Fruity, spicy, petal-y, moody and woody, Boy Smells candles are full-bodied and multi-faceted. David and I invent every scent, finding the balance between boldness and sensitivity, humor and sophistication. As opposed to decoupling gender and scent, we borrow fragrance inspiration from all sides of the spectrum, juxtaposing scents to shatter the gender binary as it’s typically perceived to develop stimulating concoctions that invite sensations, memories and new identities. For example, with Cinderose we take rose and tuberose and wrap it with smoked woods and moss, giving a full-spectrum mood.
What’s your process for developing a new fragrance? What about naming it?
We draw inspiration from our own olfactive memories and experiences, but also take into consideration the context and history those scent notes play in larger society. Our aim is to build things that have complex identities, dualities, contradiction and harmonies—much like the identities of people. We all wear a lot of hats, so it’s important the items you use on the daily reinforce your sense of self. Naming them is the most fun part. The name should evoke the feeling of the candle but we also like to have fun with the names and make them a little tongue in cheek.
You run Boy Smells with your partner David. How do you divide or share responsibilities?
David and I founded Boy Smells in our very own home back in 2016. Fortunately, our professional backgrounds are complementary and made it relatively easy to strike a balance between design versus production and logistics. Previous to Boy Smells, both David and I were in the fashion industry, I was a designer and David worked in supply chain and production. We rolled this into our responsibilities at Boy Smells. I am the scent creator, honing my design sensibilities into an olfactory palette, with the intent to bring to life scents that tell Boy Smells’ brand story. I’m extremely passionate about expressing our brand’s purpose, and translating my vision into Boy Smells’ overall aesthetics.
On the other side, David is immensely talented when it comes to operations and telling the brand story through words, namely our digital footprint, e-commerce and marketing. As a graphic design and typography aficionado, his precise lens gives Boy Smells’ branding its impact.
Which is your favorite scent? What’s David’s? If there’s such a thing as aromaology (how one’s preferences for scent determine their personality), what would your favorites say about each of you?
My personal favorite, right now, is the new Cowboy Kush. As a Texan and a lover of dualities, this scent is a push/pull of rustic and refinement. I like bold scents that play between tradition and modernity. David’s favorite is original Kush—he’s a California boy who likes easy summer and sunshine. It’s bright green and easy. I think both our personalities are reflected in this way.
As we all are spending more time at home right now have you developed any new rituals?

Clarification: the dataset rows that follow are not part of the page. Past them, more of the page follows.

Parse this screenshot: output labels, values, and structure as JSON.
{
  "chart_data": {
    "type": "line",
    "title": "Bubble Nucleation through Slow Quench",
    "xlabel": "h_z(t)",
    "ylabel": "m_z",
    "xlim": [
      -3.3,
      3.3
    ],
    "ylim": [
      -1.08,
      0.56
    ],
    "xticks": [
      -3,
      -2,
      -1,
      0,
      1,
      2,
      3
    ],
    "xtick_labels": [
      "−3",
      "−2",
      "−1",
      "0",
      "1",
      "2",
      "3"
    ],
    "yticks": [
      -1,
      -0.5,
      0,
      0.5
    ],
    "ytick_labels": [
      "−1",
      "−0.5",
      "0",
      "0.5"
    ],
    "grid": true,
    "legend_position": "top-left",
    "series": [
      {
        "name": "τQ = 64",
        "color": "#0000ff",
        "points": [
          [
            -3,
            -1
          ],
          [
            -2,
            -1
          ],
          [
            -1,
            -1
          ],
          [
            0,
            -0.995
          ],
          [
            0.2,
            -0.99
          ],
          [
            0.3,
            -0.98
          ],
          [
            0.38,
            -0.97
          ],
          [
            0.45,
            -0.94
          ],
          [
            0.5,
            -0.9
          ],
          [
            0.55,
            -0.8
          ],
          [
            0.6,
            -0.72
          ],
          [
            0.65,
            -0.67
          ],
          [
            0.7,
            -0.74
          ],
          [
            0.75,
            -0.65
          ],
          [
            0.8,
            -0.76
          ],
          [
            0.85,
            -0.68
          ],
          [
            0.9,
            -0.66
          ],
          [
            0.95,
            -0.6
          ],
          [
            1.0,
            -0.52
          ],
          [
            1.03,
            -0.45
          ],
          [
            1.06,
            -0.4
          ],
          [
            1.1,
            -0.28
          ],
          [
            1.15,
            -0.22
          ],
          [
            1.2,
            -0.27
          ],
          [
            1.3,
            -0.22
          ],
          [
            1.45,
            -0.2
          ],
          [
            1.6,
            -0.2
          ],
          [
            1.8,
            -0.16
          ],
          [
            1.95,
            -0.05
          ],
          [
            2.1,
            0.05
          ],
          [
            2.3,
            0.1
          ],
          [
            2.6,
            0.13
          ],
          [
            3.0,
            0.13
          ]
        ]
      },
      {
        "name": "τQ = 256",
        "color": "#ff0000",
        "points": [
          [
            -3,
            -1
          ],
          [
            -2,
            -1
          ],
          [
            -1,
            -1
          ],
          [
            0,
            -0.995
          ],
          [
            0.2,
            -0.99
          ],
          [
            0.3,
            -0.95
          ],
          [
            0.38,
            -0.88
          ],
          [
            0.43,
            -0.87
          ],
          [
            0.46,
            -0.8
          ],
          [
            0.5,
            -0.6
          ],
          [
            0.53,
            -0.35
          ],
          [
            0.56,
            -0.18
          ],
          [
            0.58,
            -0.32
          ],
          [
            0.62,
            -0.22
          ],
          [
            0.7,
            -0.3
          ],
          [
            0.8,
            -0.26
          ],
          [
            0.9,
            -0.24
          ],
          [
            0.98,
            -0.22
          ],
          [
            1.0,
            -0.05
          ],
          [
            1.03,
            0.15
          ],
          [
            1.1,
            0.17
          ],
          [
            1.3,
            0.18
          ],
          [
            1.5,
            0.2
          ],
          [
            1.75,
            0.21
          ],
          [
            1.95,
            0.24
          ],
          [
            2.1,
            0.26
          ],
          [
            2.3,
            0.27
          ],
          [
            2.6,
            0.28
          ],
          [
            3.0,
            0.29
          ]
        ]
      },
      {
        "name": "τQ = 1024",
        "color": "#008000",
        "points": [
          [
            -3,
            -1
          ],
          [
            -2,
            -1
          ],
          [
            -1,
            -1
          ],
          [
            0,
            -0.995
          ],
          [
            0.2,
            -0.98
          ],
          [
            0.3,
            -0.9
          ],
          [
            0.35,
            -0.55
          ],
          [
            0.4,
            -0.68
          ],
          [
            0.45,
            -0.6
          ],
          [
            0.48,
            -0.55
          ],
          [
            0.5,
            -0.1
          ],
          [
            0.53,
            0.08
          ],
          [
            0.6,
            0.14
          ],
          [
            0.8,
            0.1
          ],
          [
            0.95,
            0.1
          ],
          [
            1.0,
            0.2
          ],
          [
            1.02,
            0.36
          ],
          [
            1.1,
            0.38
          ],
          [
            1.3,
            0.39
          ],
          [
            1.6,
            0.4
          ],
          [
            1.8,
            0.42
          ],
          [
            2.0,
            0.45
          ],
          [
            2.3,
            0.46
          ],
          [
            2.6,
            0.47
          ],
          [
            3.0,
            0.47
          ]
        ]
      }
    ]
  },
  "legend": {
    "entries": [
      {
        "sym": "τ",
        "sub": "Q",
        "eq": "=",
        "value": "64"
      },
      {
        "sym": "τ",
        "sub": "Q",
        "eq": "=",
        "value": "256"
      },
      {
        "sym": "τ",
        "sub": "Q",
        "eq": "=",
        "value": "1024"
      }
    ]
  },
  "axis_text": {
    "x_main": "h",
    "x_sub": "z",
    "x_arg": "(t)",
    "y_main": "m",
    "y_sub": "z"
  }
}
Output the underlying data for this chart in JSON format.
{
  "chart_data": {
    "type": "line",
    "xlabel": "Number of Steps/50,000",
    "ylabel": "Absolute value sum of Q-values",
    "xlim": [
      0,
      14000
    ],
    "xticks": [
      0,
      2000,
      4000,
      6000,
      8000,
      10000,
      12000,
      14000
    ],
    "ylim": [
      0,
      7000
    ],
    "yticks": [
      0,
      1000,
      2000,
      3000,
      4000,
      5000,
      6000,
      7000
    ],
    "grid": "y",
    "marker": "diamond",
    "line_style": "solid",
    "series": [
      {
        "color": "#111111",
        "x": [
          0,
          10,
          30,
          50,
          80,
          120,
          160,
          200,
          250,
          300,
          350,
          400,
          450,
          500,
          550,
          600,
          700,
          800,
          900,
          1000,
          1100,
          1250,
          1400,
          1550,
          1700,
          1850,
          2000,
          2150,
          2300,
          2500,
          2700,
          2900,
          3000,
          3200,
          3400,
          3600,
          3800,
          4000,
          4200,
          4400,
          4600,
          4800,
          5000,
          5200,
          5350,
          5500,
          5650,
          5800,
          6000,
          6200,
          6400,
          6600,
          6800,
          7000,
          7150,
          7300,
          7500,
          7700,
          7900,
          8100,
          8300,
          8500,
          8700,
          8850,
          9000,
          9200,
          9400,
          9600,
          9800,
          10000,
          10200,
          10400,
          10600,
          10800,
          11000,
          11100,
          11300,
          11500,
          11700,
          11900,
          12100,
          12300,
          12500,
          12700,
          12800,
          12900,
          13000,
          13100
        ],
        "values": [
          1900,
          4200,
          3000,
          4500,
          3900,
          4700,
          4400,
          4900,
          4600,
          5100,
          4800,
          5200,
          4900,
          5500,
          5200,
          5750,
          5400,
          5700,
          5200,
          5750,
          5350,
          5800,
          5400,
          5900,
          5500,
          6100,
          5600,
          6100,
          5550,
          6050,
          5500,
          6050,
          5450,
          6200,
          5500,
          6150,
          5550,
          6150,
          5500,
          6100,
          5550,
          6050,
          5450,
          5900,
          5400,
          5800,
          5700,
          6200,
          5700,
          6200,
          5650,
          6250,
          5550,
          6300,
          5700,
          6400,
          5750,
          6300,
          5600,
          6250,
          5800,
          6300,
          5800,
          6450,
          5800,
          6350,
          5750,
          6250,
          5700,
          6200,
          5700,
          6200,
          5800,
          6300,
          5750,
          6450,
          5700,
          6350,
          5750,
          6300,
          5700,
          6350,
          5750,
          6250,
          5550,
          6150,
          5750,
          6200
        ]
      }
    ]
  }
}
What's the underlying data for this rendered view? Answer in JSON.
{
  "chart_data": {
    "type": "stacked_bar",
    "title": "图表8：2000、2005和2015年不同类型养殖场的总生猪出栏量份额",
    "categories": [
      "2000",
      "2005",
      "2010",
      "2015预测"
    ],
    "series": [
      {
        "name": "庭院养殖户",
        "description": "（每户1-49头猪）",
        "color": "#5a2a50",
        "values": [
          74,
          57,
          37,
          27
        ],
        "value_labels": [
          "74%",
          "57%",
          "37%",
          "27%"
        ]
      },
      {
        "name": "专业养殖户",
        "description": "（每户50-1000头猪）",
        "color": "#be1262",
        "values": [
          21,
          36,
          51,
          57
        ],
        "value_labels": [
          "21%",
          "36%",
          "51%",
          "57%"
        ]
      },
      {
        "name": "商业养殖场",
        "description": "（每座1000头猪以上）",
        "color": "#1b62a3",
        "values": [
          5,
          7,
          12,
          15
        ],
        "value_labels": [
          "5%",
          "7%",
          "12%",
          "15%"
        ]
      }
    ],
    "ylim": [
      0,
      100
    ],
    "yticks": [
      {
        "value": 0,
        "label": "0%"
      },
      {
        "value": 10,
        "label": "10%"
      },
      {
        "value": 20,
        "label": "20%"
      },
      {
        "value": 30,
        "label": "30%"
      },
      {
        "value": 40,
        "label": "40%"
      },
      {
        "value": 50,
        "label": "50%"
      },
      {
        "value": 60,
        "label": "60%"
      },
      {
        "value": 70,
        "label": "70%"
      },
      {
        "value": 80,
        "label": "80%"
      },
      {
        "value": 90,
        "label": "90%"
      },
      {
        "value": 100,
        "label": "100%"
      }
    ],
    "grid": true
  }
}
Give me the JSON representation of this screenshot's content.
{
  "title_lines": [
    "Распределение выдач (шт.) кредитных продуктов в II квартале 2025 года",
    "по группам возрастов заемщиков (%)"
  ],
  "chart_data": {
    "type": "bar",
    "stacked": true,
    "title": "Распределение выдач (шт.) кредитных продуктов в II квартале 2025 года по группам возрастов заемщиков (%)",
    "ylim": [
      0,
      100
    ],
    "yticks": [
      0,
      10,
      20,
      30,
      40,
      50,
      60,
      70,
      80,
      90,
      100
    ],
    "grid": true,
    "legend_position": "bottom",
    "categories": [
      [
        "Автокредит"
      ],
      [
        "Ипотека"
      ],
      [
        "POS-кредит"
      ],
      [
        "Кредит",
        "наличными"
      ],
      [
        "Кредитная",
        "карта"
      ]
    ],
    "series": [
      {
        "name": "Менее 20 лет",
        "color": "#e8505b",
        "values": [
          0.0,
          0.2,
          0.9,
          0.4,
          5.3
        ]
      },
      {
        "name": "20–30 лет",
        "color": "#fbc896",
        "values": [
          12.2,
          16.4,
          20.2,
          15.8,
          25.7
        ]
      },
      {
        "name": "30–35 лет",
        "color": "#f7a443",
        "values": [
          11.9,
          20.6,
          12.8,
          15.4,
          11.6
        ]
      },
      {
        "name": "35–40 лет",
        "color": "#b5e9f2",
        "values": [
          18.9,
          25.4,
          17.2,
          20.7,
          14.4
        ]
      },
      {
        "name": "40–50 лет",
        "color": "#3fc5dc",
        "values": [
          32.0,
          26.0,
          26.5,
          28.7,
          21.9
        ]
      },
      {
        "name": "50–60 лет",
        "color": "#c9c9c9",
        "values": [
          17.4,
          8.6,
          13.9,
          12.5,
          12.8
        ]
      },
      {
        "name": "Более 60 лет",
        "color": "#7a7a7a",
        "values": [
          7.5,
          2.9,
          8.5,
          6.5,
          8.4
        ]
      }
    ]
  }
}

I have been saying this a lot recently, but I think it’s especially important to remind people during this time of isolation and staying put: don’t underestimate the power of scent to breathe new life into your space. Using scent to create different atmospheres is an easy way to transport the mind when we can’t physically travel. For instance, since my laptop is currently doubling as my yoga studio, I’ll light a calming candle like HINOKI FANTÔME for a meditative ambience. Depending on my mood, the weather, or even the time of day, I use different candles to break up the monotony of working from home and awaken my senses. I’ve found this to be an extremely helpful and easy way to keep me productive and help me from going stir crazy.